HSV, unlike many pathogens, has two strains that can infect and develop life-long latency. The rate of HSV-2 seropositivity in some regions approaches that of HSV-1.⁸⁹ Most cases of ocular HSV have been attributed to HSV-1. Although the precise prevalence of vision loss from HSV keratitis remains unknown, our estimate of roughly 40,000 cases per year of severe visual impairment or blindness indicates that HSV is increasingly important relative to other infectious cause of blindness. Trachoma, once the leading cause of infectious blindness, is in marked decline as the result of improved hygiene and an effective international campaign.
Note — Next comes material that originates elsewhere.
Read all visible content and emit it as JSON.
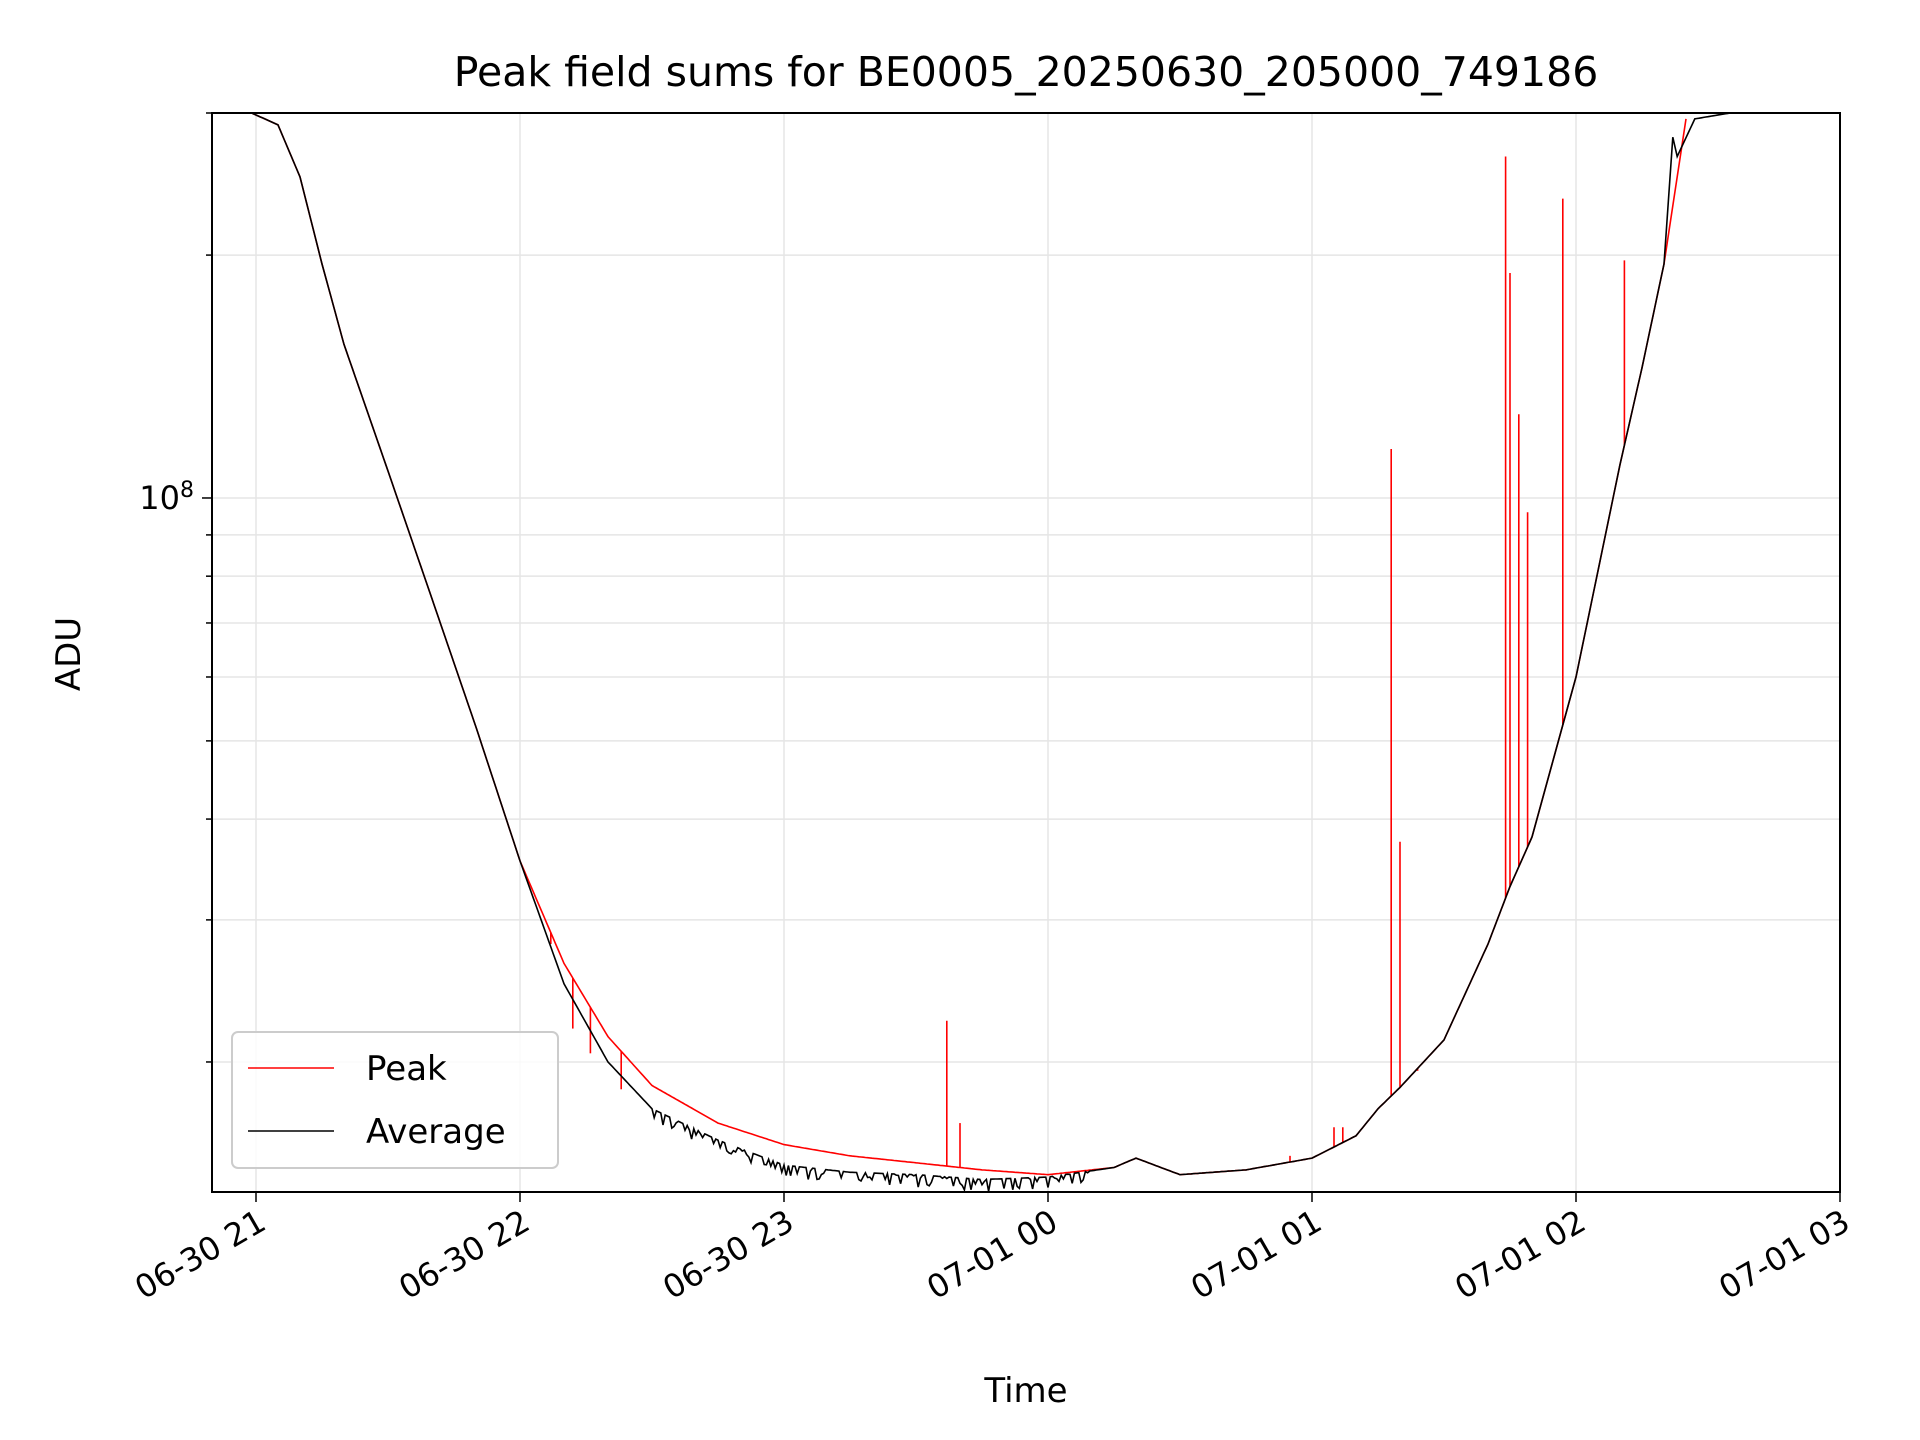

Onchocerciasis is projected to be eliminated by 2020.

An important consideration is that the incidence of other causes of corneal ulceration, which has been described as a silent epidemic, is not well known.⁹¹ We estimate that the annual incidence of corneal epithelial ulceration or stromal disease from HSV is roughly 1.5 million. The incidence of ulceration from all causes, therefore, is even higher than the 1.5 to 2 million estimated by Whitcher et al⁹¹ based on results from a study of presumed non-viral cases in the Madurai District in South India that were extrapolated to India and Africa.^22,77

These findings also suggest a role for nationwide surveillance programs for ocular herpes. In the developed world, a changing HSV seroprevalence may be contributing to a rising incidence of HSV keratitis, partially counteracting the benefit of improved treatment. The burden of HSV keratitis in developing nations may be substantially higher than previously estimated. The role of HSV-2 in ocular infections also may become increasingly recognized with the use of more specific diagnostic tests. As primary exposure to HSV is not easily prevented, it is unlikely that its global impact on vision loss will be eliminated without a targeted monitoring approach. This also indicates the importance of developing improved treatments and eventually a vaccine to prevent HSV keratitis.

Method of Literature Search

A search of the PubMed database was conducted for several keywords, including ocular HSV (720 articles), HSV seroprevalence (397 articles), HSV keratitis (3,929 articles), penetrating keratoplasty indications (255 articles), and HSV antiviral resistance (488 articles). Those articles that provided information on the epidemiology of HSV keratitis were included, and further sources were derived from their bibliographies. For corneal latency, studies that were representative of its subtopics were chosen with a preference for those published from 1995 to present day.